Startup: There are many definitions of what makes a startup floating around. However, we think Alex Wilhelm with TechCrunch is spot on with his “50, 100 or 500 rule.”
–$50 million revenue run rate (forward 12 months);
-100 or more employees;
-Worth more than $500 million, on paper or otherwise.
Unicorn: A (true) start-up company (see definition above) valued at more than one billion dollars.
Disrupt: The process of a displacing an established technology or traditional process with a technology capable of doing the same thing in a fraction of the time or doing something that has never been done before.
Artificial Intelligence (AI): A computer-based system powered by complex algorithms enabling the ‘machine’ to perform tasks normally requiring human intelligence. This includes tech capable of visual perception, speech recognition, decision-making and language translation.
Machine learning: AI intelligence capable of automatically learning from experiences and improving upon processes without being explicitly programmed by accessing and utilizing data. This falls under the umbrella of AI – all machine learning is AI, but not all AI is machine learning.
Fully-automated: Many companies claim systems are fully-automated when they simply enable processes to be done via the web. This is not enough. If you claim full automation, the technology should do work in place of manual data input. Often, this involves data mining, when computer systems examine large data bases to generate information.
E.g. Instead of a human filling out a 10-page mortgage application, they only respond to five questions, which are used to identify the individual and gather all needed documents to complete the forms – from social security numbers to employment history and income verification.
Blockchain: A digital ledger that keeps track of transactions and processes and requires validation via a peer-to-peer (P2P) network. Once a transaction is input into the ledger, third-party coders verify the legitimacy of the transaction. When confirmed, the ‘block’ containing this data is solidified – no one can alter or change a block once it is recorded in the ledger. Every subsequent transaction builds upon the block before it, and records transactions chronologically and publicly.

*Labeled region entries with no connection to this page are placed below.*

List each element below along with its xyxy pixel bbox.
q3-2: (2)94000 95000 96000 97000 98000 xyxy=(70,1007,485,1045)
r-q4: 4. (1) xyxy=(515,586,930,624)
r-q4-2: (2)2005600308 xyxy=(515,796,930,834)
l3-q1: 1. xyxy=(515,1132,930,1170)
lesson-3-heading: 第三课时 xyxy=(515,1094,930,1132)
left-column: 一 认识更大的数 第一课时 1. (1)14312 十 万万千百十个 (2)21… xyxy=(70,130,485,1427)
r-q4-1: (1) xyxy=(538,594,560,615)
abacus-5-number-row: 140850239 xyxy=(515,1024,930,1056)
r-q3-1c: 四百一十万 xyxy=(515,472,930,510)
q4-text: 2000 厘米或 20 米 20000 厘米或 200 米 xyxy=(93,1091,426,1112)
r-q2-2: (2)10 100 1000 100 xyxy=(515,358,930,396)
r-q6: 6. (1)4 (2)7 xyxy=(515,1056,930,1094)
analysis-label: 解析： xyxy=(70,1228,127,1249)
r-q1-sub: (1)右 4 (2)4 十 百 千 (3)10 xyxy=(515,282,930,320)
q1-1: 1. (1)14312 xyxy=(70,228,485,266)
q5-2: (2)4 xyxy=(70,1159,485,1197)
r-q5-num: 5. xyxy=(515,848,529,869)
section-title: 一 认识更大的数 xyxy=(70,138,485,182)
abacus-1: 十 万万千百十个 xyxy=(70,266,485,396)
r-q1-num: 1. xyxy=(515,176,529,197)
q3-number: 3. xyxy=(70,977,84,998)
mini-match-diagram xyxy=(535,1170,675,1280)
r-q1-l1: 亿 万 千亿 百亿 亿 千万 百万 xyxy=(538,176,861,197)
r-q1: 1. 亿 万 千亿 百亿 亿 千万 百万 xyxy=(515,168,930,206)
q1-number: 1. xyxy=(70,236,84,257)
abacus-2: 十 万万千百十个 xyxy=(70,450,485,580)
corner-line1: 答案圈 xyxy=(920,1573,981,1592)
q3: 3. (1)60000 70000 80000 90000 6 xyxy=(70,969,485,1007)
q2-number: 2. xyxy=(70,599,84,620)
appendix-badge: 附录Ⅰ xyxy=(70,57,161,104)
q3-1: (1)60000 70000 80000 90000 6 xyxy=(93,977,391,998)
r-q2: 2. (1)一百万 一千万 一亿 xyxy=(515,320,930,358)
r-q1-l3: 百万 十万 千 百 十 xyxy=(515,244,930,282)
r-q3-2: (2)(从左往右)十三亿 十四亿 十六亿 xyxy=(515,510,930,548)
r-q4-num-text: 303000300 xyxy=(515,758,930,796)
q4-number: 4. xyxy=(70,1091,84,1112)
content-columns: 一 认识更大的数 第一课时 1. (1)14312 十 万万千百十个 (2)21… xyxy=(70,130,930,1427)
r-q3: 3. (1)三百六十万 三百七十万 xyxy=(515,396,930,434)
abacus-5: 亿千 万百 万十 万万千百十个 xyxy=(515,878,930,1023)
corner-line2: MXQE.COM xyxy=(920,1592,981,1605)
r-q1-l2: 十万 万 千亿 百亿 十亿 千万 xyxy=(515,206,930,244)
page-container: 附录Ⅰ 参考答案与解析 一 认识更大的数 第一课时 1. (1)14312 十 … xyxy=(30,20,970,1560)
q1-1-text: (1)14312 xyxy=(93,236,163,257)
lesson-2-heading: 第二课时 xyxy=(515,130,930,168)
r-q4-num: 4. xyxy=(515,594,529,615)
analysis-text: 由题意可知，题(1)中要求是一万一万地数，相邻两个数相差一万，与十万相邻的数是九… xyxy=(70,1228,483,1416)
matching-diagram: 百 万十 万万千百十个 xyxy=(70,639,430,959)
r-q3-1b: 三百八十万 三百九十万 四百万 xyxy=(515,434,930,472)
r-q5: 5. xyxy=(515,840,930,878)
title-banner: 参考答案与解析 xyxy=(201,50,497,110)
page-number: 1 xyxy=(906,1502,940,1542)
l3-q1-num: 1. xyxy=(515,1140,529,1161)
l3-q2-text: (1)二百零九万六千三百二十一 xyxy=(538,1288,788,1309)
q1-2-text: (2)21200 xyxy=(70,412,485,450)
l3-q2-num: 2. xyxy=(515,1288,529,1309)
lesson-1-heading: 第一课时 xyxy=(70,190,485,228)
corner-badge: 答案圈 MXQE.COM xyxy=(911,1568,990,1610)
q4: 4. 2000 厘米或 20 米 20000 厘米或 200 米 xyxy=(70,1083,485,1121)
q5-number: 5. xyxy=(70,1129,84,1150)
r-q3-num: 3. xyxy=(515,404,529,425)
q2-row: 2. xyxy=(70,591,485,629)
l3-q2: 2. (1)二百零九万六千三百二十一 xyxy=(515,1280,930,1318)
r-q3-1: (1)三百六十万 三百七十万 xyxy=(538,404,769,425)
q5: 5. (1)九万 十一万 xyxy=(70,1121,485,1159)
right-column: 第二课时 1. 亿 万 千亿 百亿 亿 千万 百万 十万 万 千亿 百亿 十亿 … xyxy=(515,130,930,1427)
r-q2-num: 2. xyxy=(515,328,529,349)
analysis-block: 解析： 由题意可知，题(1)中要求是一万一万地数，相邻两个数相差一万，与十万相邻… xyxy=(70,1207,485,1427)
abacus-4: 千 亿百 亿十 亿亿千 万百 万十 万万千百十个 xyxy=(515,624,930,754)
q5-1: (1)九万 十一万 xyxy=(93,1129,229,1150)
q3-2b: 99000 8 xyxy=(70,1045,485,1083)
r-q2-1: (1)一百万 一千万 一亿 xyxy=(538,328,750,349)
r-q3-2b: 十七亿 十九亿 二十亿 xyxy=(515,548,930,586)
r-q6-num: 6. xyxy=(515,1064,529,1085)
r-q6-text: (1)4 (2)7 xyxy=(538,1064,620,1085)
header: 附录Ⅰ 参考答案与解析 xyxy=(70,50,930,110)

Cryptocurrencies: Digital currency that is encrypted, recorded and regulated via a public ledger, such as the blockchain. The ledger verifies fund transfers through third parties, allowing the digital currencies to operate independently of a central bank. It enables real-time monetary transfers without need for currency conversion.
Robo-advisors: Digital platforms automating investment and financial planning by way of algorithm-driven technology that requires little to no human supervision. These new-age advisors typically collect investor information relating to their financial situations and future goals. This information is then analyzed in conjunction with market data to weigh risks and opportunities based on investors’ risk tolerance, ultimately used to offer financial advice or automatically invest client assets.
To preserve the meaning and impact of these ‘buzz words,’ we need to start using them as intended!